Stiemsma heard about it, too, from his parents and friends back in Wisconsin.

“A couple of my buddies told me they were watching on TV and heard that,’’ said Stiemsma. “I don’t want to get too far ahead in my comparisons here. That’s a whole other level - obviously one of the greatest centers ever to play the game. Even the slightest comparison is a little bit of a stretch, but at the same time it’s an honor, too.’’

Has he seen grainy black-and-white footage of Russell playing for the Celtics?


“When I was in Turkey, one of the only English-speaking channels was an NBA channel,’’ said Stiemsma. “Hardwood classics and stuff. They played some old games once in a while and I saw some highlights from back in the day.’’

. . . when dinosaurs roamed the earth, and Russell and Heinsohn roamed the parquet floorboards.

Heinsohn isn’t the only Celtic great going overboard with praise for Stiemsma. After Monday’s win, Kevin Garnett said, “He can block shots . . . like no one I’ve ever seen.’’

Stiemsma came back to earth last night, subbing for Jermaine O’Neal and having little impact in the win (1 point, 5 rebounds, and 1 block in 12 minutes).

Count Cedric Maxwell as one who thinks we need to dial it down a bit on Stiemsma.

“I guess he’s a combination of Larry Bird and Kevin McHale,’’ Max said, sarcastically. “I mean, we’ve practically got him in the Hall of Fame in Springfield. Let me state the obvious. He’s white. Let’s give him a chance to succeed or fail on his own.’’

“Nobody thought this kid could do anything,’’ insisted Heinsohn. “He’s a tremendous surprise. He doesn’t need to be great. He just needs to be a factor.’’

“He does a lot,’’ added Rivers. “He tries to block shots every time. He’s a good rebounder, if you set him up he can make shots. He never tries to do more than he can do.’’

Knows who he is. Doesn’t try to do more than he can do. Doc sounds like Bill Parcells talking about Vinny Testaverde or Troy Brown.

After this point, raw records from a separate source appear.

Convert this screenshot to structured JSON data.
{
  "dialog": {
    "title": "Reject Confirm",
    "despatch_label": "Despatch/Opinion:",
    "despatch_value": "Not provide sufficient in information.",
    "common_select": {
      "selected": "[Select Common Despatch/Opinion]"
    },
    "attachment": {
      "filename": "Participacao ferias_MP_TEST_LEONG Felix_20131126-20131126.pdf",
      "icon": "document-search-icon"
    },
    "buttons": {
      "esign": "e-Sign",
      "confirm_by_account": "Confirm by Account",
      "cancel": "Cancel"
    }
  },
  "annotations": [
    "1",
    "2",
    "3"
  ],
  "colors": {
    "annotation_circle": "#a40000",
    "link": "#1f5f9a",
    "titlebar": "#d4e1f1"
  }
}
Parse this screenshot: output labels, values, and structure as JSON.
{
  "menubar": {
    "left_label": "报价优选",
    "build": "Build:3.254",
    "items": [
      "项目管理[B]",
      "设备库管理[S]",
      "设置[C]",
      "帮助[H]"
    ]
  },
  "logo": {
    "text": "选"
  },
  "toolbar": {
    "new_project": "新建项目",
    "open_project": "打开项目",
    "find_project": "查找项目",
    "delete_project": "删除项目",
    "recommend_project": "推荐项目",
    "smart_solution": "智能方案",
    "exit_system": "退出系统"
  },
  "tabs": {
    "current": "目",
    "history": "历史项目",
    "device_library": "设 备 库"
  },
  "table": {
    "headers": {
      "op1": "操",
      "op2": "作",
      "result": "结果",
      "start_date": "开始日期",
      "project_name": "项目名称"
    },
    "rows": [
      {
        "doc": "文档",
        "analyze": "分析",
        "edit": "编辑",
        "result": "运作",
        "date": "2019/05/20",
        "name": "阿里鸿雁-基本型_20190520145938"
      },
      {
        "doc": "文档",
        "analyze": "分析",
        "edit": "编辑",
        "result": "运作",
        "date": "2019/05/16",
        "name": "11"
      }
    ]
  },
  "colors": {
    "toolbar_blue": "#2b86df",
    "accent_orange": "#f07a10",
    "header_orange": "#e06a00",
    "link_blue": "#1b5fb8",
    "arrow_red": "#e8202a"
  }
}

“Everybody on our team is starting to come into their own,’’ said Stiemsma. “If I can come in and look to block every shot that I can and play solid defense and rebound, that’s going to be my role. Hit my shots when I’m open and take shots when I’m open.’’

And his cult status?

“I haven’t been downtown a lot,’’ he said. “But I’m looking forward to experiencing the city.’’

He should visit City Hall Plaza first. That’s where they’re scheduled to dedicate a statue to Bill Russell later this year.